この興味深い経歴を通じて貫かれてきた主題としては、例えば、「ここは本当の居場所ではない」という感覚、「大切な人がどこかにいる」という感覚の表現があるかと思われるが、同時に、「この場所は意外に美しい」という真実の表現もあったように見える。「君の名は。」で云えば、宮水三葉は飛騨の糸守町における閉ざされた生活を嫌い、そこから早く出てしまいたいと常々思っていたが、立花瀧宮水三葉の眼を通して観た糸守町の雄大な景色の美を愛し、宮水三葉のノートに風景の断片を描き込んだり、糸守高等学校の美術の授業中にも静物デッサンを放棄して風景を描くことに没頭したりしていた(絵を描き、物を作ることにおいて手の動作の習性、慣性の役割は大きいから、宮水三葉の身体に宿って糸守町で過ごしていた間に度々風景を描いていたことが、失われつつあった記憶を手繰り寄せるための風景デッサン作成において果たした役割は、極めて大きかったと考えられる)。
このような、住み慣れた場所にも意外な美があることを表現するのが風景の見事な表現であり、実際、新海誠作品の妙味は美術背景の素晴らしさにあると語られる。そしてそうした風景の表現の美に関して新海誠の今までの作品履歴における現時点の頂点を形作るのが「言の葉の庭」であるのは明白だろう。「言の葉の庭」の風景の美に比するなら「君の名は。」のあの美しい風景さえも、微妙に物足りなく感じられてくるかもしれない。
それにしても、この映画は四十五分間の小品ではあるが、その分、秋月孝雄と雪野百香里の二人、特に秋月孝雄の生活に集中しながら、周囲の人々をわずかに垣間見ることによって人間関係に奥行と密度を与えている。
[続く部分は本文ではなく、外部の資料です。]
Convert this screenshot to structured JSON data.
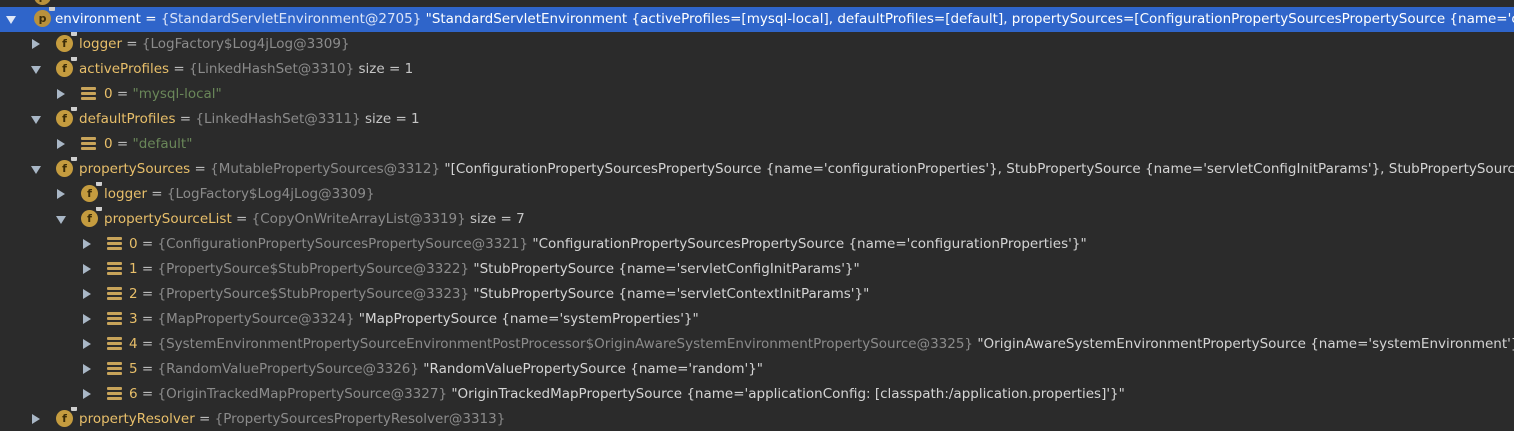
{
  "tree": {
    "partial_row": {
      "text": "p  environment = {StandardServletEnvironment@2705} ..."
    },
    "rows": [
      {
        "key": "environment",
        "eq": " = ",
        "ref": "{StandardServletEnvironment@2705}",
        "value": " \"StandardServletEnvironment {activeProfiles=[mysql-local], defaultProfiles=[default], propertySources=[ConfigurationPropertySourcesPropertySource {name='configurat",
        "icon": "p",
        "expanded": true
      },
      {
        "key": "logger",
        "eq": " = ",
        "ref": "{LogFactory$Log4jLog@3309}",
        "value": "",
        "icon": "f",
        "expanded": false
      },
      {
        "key": "activeProfiles",
        "eq": " = ",
        "ref": "{LinkedHashSet@3310}",
        "value": "  size = 1",
        "icon": "f",
        "expanded": true
      },
      {
        "key": "0",
        "eq": " = ",
        "ref": "",
        "value": "\"mysql-local\"",
        "icon": "array",
        "expanded": false
      },
      {
        "key": "defaultProfiles",
        "eq": " = ",
        "ref": "{LinkedHashSet@3311}",
        "value": "  size = 1",
        "icon": "f",
        "expanded": true
      },
      {
        "key": "0",
        "eq": " = ",
        "ref": "",
        "value": "\"default\"",
        "icon": "array",
        "expanded": false
      },
      {
        "key": "propertySources",
        "eq": " = ",
        "ref": "{MutablePropertySources@3312}",
        "value": " \"[ConfigurationPropertySourcesPropertySource {name='configurationProperties'}, StubPropertySource {name='servletConfigInitParams'}, StubPropertySource {name=",
        "icon": "f",
        "expanded": true
      },
      {
        "key": "logger",
        "eq": " = ",
        "ref": "{LogFactory$Log4jLog@3309}",
        "value": "",
        "icon": "f",
        "expanded": false
      },
      {
        "key": "propertySourceList",
        "eq": " = ",
        "ref": "{CopyOnWriteArrayList@3319}",
        "value": "  size = 7",
        "icon": "f",
        "expanded": true
      },
      {
        "key": "0",
        "eq": " = ",
        "ref": "{ConfigurationPropertySourcesPropertySource@3321}",
        "value": " \"ConfigurationPropertySourcesPropertySource {name='configurationProperties'}\"",
        "icon": "array",
        "expanded": false
      },
      {
        "key": "1",
        "eq": " = ",
        "ref": "{PropertySource$StubPropertySource@3322}",
        "value": " \"StubPropertySource {name='servletConfigInitParams'}\"",
        "icon": "array",
        "expanded": false
      },
      {
        "key": "2",
        "eq": " = ",
        "ref": "{PropertySource$StubPropertySource@3323}",
        "value": " \"StubPropertySource {name='servletContextInitParams'}\"",
        "icon": "array",
        "expanded": false
      },
      {
        "key": "3",
        "eq": " = ",
        "ref": "{MapPropertySource@3324}",
        "value": " \"MapPropertySource {name='systemProperties'}\"",
        "icon": "array",
        "expanded": false
      },
      {
        "key": "4",
        "eq": " = ",
        "ref": "{SystemEnvironmentPropertySourceEnvironmentPostProcessor$OriginAwareSystemEnvironmentPropertySource@3325}",
        "value": " \"OriginAwareSystemEnvironmentPropertySource {name='systemEnvironment'}\"",
        "icon": "array",
        "expanded": false
      },
      {
        "key": "5",
        "eq": " = ",
        "ref": "{RandomValuePropertySource@3326}",
        "value": " \"RandomValuePropertySource {name='random'}\"",
        "icon": "array",
        "expanded": false
      },
      {
        "key": "6",
        "eq": " = ",
        "ref": "{OriginTrackedMapPropertySource@3327}",
        "value": " \"OriginTrackedMapPropertySource {name='applicationConfig: [classpath:/application.properties]'}\"",
        "icon": "array",
        "expanded": false
      },
      {
        "key": "propertyResolver",
        "eq": " = ",
        "ref": "{PropertySourcesPropertyResolver@3313}",
        "value": "",
        "icon": "f",
        "expanded": false
      }
    ]
  },
  "colors": {
    "background": "#2b2b2b",
    "selection": "#2f65ca",
    "key": "#e8bf6a",
    "reference": "#8b8b8b",
    "string": "#6a8759",
    "icon": "#c59c3f"
  },
  "icons": {
    "field": "field-icon",
    "property": "property-icon",
    "array": "array-element-icon",
    "expand": "chevron-right-icon",
    "collapse": "chevron-down-icon"
  }
}
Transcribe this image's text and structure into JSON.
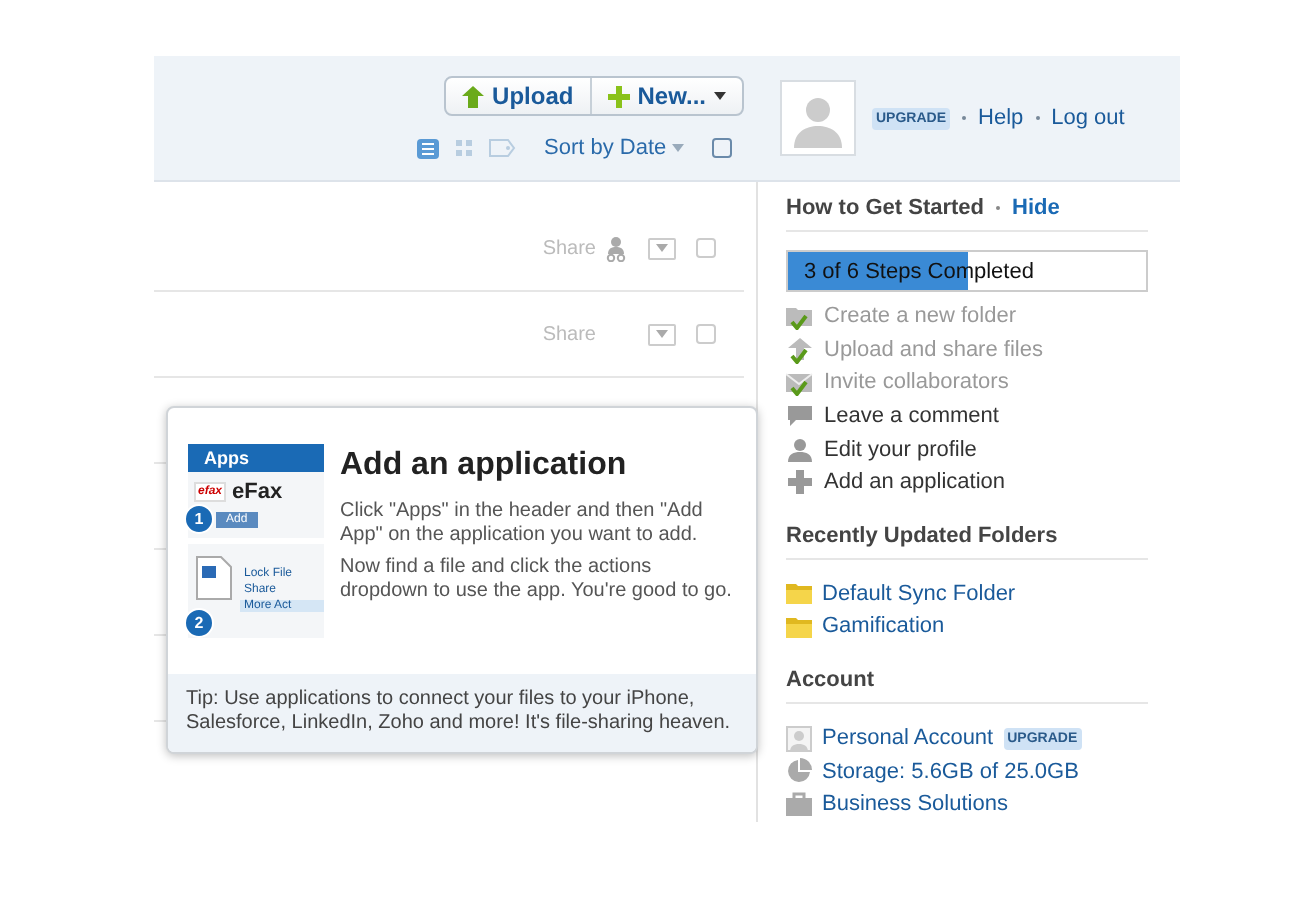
{
  "header": {
    "upload_button": "Upload",
    "new_button": "New...",
    "upgrade_badge": "UPGRADE",
    "links": [
      "Help",
      "Log out"
    ],
    "sort": "Sort by Date",
    "select_all_checked": false,
    "views": [
      {
        "kind": "list",
        "selected": true
      },
      {
        "kind": "grid",
        "selected": false
      },
      {
        "kind": "tag",
        "selected": false
      }
    ]
  },
  "files": [
    {
      "share": "Share",
      "shared": true,
      "checked": false
    },
    {
      "share": "Share",
      "shared": false,
      "checked": false
    }
  ],
  "popup": {
    "title": "Add an application",
    "paragraphs": [
      "Click \"Apps\" in the header and then \"Add App\" on the application you want to add.",
      "Now find a file and click the actions dropdown to use the app. You're good to go."
    ],
    "tip": "Tip: Use applications to connect your files to your iPhone, Salesforce, LinkedIn, Zoho and more! It's file-sharing heaven.",
    "illustration": {
      "tab": "Apps",
      "logo": "efax",
      "app": "eFax",
      "add": "Add",
      "steps": [
        "1",
        "2"
      ],
      "menu": [
        "Lock File",
        "Share",
        "More Act"
      ]
    }
  },
  "sidebar": {
    "get_started": {
      "title": "How to Get Started",
      "hide": "Hide",
      "progress": {
        "label": "3 of 6 Steps Completed",
        "level": 0.5
      },
      "steps": [
        {
          "kind": "folder",
          "label": "Create a new folder",
          "done": true
        },
        {
          "kind": "upload",
          "label": "Upload and share files",
          "done": true
        },
        {
          "kind": "invite",
          "label": "Invite collaborators",
          "done": true
        },
        {
          "kind": "comment",
          "label": "Leave a comment",
          "done": false
        },
        {
          "kind": "profile",
          "label": "Edit your profile",
          "done": false
        },
        {
          "kind": "app",
          "label": "Add an application",
          "done": false
        }
      ]
    },
    "folders": {
      "title": "Recently Updated Folders",
      "items": [
        "Default Sync Folder",
        "Gamification"
      ]
    },
    "account": {
      "title": "Account",
      "items": [
        {
          "kind": "personal",
          "label": "Personal Account",
          "badge": "UPGRADE"
        },
        {
          "kind": "storage",
          "label": "Storage: 5.6GB of 25.0GB"
        },
        {
          "kind": "business",
          "label": "Business Solutions"
        }
      ]
    }
  }
}
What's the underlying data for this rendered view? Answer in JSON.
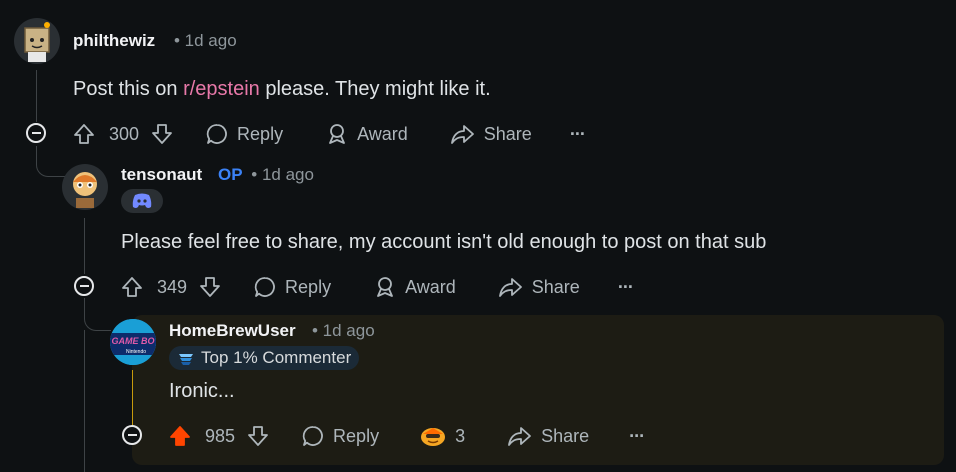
{
  "comments": [
    {
      "author": "philthewiz",
      "time": "• 1d ago",
      "body_pre": "Post this on ",
      "body_link": "r/epstein",
      "body_post": " please. They might like it.",
      "score": "300",
      "reply_label": "Reply",
      "award_label": "Award",
      "share_label": "Share",
      "more_label": "···"
    },
    {
      "author": "tensonaut",
      "op_label": "OP",
      "time": "• 1d ago",
      "badge_icon": "discord-icon",
      "body": "Please feel free to share, my account isn't old enough to post on that sub",
      "score": "349",
      "reply_label": "Reply",
      "award_label": "Award",
      "share_label": "Share",
      "more_label": "···"
    },
    {
      "author": "HomeBrewUser",
      "time": "• 1d ago",
      "flair": "Top 1% Commenter",
      "avatar_text_top": "GAME BO",
      "avatar_text_bottom": "Nintendo",
      "body": "Ironic...",
      "score": "985",
      "reply_label": "Reply",
      "award_count": "3",
      "share_label": "Share",
      "more_label": "···"
    }
  ],
  "colors": {
    "background": "#0e1113",
    "upvoted": "#ff4500",
    "op": "#3b82f6",
    "sub_link": "#e879a9"
  }
}
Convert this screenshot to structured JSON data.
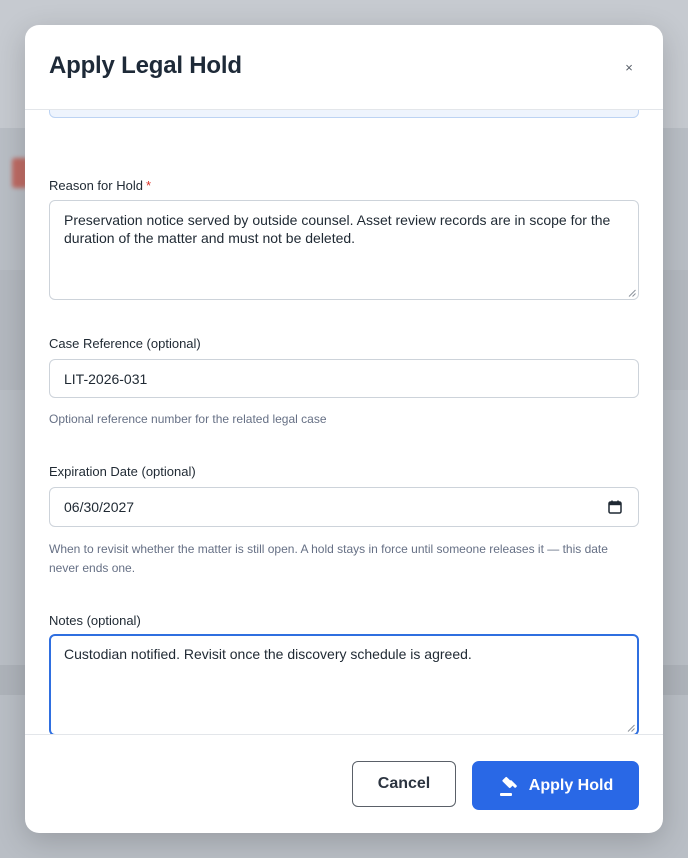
{
  "modal": {
    "title": "Apply Legal Hold",
    "close_glyph": "×"
  },
  "form": {
    "reason": {
      "label": "Reason for Hold",
      "required_mark": "*",
      "value": "Preservation notice served by outside counsel. Asset review records are in scope for the duration of the matter and must not be deleted."
    },
    "case_reference": {
      "label": "Case Reference (optional)",
      "value": "LIT-2026-031",
      "hint": "Optional reference number for the related legal case"
    },
    "expiration_date": {
      "label": "Expiration Date (optional)",
      "value": "06/30/2027",
      "hint": "When to revisit whether the matter is still open. A hold stays in force until someone releases it — this date never ends one."
    },
    "notes": {
      "label": "Notes (optional)",
      "value": "Custodian notified. Revisit once the discovery schedule is agreed."
    }
  },
  "footer": {
    "cancel_label": "Cancel",
    "apply_label": "Apply Hold"
  },
  "icons": {
    "close": "close-icon",
    "calendar": "calendar-icon",
    "apply": "gavel-icon",
    "resize": "resize-handle-icon"
  },
  "colors": {
    "primary": "#2968e6",
    "focus_border": "#2f6fe0",
    "required": "#d93025",
    "title_text": "#1e2a38"
  }
}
しかるに意外なことに、新海誠自身が執筆した『小説 言の葉の庭』は同じく新海誠が執筆した『小説 秒速5センチメートル』よりも長く、『小説 君の名は。』よりも長い。映画の中では軽く垣間見られただけの人々が、詳しく描かれ、明らかにされている。それどころか、映画には全く触れられなかった秋月孝雄と雪野百香里の数年後の再会が、小説版では触れられている。触れられているというよりは、少なくとも再会の寸前までは詳細に描写されている。この結末の有無は、物語の印象を甚大に変える。なぜ有無の差があるのか。言葉で表現するなら意味ある話も、絵で表現するには無用であると判断したのか、それとも絵では表現し切れない話を、言葉であれば表現できると判断したのか。ここにこそ、この作家の「作家性」が表れているように思われる。
新海誠という作家の面白さの一つは、アニメ映画で表現した話を小説でも表現し直してみせる点にあるが、その根底には、絵で表現できる領分と言葉で表現できる領分は異なるという明快な思想がある。『小説 言の葉の庭』の「あとがき」(384-389頁)にはそのことが具体例を交えて生き生きと述べられていて極めて興味深い。